Clive Mishon and Graham Kemp said they believed it was “vital that independent entrepreneurial agencies have a collective voice”.
The administrators had initially sought a buyer of the MAA as a going concern, but after no offers emerged, it ceased trading on 6 April.
The MAA’s five remaining members of staff were then made redundant, including managing director Rebecca Crook, who joined only last September.
The administrators are now in the process of paying the creditors of the MAA – including its staff – but said it was unlikely unsecured creditors would be paid. The company will then be wound up.
MAAG has agreed to meet commitments to existing members of the MAA while their memberships remain current.

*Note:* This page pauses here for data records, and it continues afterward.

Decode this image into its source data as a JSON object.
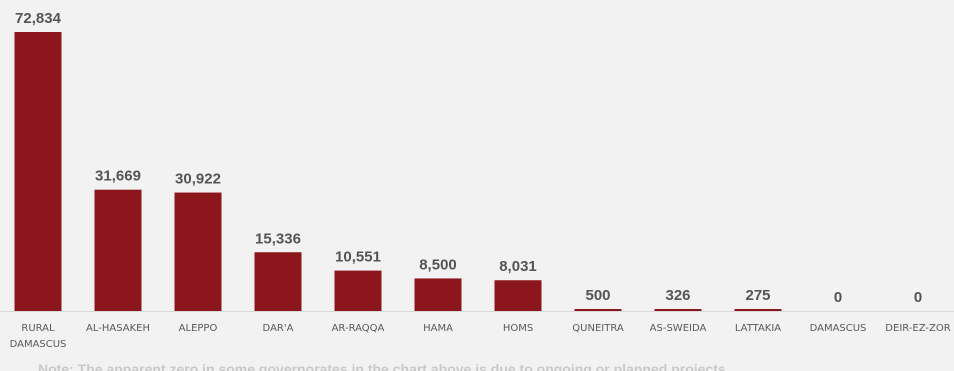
{
  "chart_data": {
    "type": "bar",
    "categories": [
      [
        "RURAL",
        "DAMASCUS"
      ],
      [
        "AL-HASAKEH"
      ],
      [
        "ALEPPO"
      ],
      [
        "DAR'A"
      ],
      [
        "AR-RAQQA"
      ],
      [
        "HAMA"
      ],
      [
        "HOMS"
      ],
      [
        "QUNEITRA"
      ],
      [
        "AS-SWEIDA"
      ],
      [
        "LATTAKIA"
      ],
      [
        "DAMASCUS"
      ],
      [
        "DEIR-EZ-ZOR"
      ]
    ],
    "values": [
      72834,
      31669,
      30922,
      15336,
      10551,
      8500,
      8031,
      500,
      326,
      275,
      0,
      0
    ],
    "value_labels": [
      "72,834",
      "31,669",
      "30,922",
      "15,336",
      "10,551",
      "8,500",
      "8,031",
      "500",
      "326",
      "275",
      "0",
      "0"
    ],
    "title": "",
    "xlabel": "",
    "ylabel": "",
    "ylim": [
      0,
      72834
    ],
    "grid": false,
    "legend": "none",
    "bar_color": "#8b161b",
    "label_color": "#555555",
    "note": "Note: The apparent zero in some governorates in the chart above is due to ongoing or planned projects"
  }
}
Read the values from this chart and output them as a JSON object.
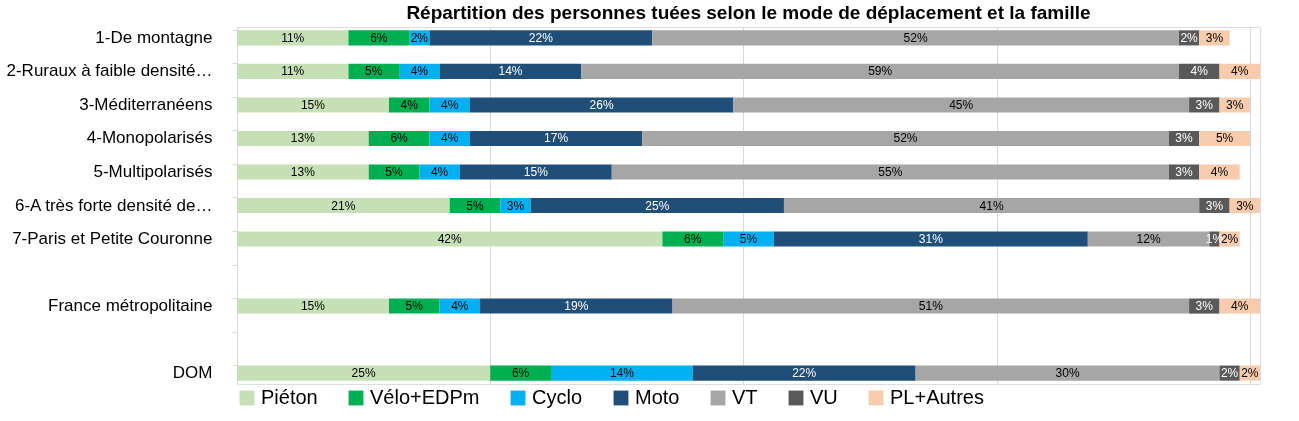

Over this period, a manifesto for a new entity will be unveiled.
Mishon was unable to comment on whether any of the MAA’s former staff could be rehired, saying: “We are starting afresh and need time to plan the business going forward whilst clear as to its mission.”
He added: “The landscape for the marketing industry, the business models that we operate and the greater need to promote and retain talent have all moved on so much that the demise of the MAA provides an opportunity to create an entity right for this time.
“That is not to say the MAA did not do some great work like the Do Different Awards and networking events for emerging talent like Green Jam, both of which we will develop, however the opportunity to start afresh building on the best of the old whilst driving a new proposition was too great an opportunity to miss.”
Kemp said the new body’s aspiration would be to “provide a platform for progressive, future-thinking entrepreneurs in communications to help change the landscape. It can’t be business as usual and we will encourage members to determine the priorities going forward. It’s the chance for some fresh thinking and new energy.”